The judges began giving their verdict two weeks ago, but in a move Khodorkovsky supporters say was designed to weaken press interest, they have spent the time since reading through the written verdict page by page, with the guilty finding only coming at the end.

Certainly demonstrator numbers have thinned out since the first day, when chants by placard-waving Khodorkovsky supporters of "Down with corrupt judges" reached inside the courtroom.

Since then, up to 500 police and soldiers have formed human walls keeping protesters back and setting up a series of checkpoints to keep most away from the courthouse.

This week has seen a more bizarre spectacle, as workmen turned up to begin mending the road outside the courthouse.

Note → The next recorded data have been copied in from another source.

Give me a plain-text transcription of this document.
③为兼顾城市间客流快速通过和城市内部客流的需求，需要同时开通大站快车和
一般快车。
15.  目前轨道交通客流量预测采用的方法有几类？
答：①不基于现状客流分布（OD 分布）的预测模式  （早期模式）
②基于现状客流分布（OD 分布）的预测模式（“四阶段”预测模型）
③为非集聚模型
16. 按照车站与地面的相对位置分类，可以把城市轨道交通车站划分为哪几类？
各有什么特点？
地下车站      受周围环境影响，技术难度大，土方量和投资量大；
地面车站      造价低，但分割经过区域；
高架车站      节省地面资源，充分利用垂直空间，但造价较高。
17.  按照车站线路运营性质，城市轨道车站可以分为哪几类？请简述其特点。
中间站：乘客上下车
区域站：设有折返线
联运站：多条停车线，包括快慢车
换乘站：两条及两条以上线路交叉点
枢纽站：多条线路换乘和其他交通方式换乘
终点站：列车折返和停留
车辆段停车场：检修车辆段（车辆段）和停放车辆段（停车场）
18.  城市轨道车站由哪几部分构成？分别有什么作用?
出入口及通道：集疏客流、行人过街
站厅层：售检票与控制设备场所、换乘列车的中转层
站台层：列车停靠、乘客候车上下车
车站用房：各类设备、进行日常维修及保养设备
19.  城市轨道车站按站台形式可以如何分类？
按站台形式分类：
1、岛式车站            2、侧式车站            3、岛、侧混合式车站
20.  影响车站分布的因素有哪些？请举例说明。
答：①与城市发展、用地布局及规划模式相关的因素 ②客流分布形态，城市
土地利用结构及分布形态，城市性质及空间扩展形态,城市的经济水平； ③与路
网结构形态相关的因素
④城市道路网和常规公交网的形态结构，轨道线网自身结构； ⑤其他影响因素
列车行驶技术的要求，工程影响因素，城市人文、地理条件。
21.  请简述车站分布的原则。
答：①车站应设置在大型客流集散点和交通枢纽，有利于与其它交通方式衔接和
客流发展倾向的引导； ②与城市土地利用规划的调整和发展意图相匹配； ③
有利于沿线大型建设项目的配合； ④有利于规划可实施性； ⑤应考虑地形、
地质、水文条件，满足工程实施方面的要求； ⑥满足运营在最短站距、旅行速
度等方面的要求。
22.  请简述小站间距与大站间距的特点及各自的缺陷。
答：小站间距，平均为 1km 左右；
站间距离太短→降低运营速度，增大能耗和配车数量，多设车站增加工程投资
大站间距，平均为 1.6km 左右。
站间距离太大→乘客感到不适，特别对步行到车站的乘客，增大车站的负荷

Their line of trucks and heavy machinery blocked the placements to protesters and their jackhammers drowned out their chants.

Outside pressure also increased this week, with both Amnesty International and the European Parliament voicing concern at possible Kremlin interference.

Amnesty reported fears that the case was "politically motivated", a claim long made by Khodorkovsky supporters. They say it is no coincidence that the tycoon, once head of Yukos, Russia's biggest oil company, was arrested two years ago just as he had begun funding parties hostile to president Vladimir Putin.

It will take time for independent lawyers to wade through hundreds of pages of the official verdict to determine its veracity, but Khodorkovsky's lawyers insist the charges are baseless and say they will appeal.

The verdict comes amid signs of the government prosecutors taking a firm hand elsewhere in Russia.

Following a power blackout earlier this week in Moscow, the head of the state energy company, former vice premier Anatolie Chubais, was summoned by prosecutors who may charge him with criminal offences for the breakdown in a power substation.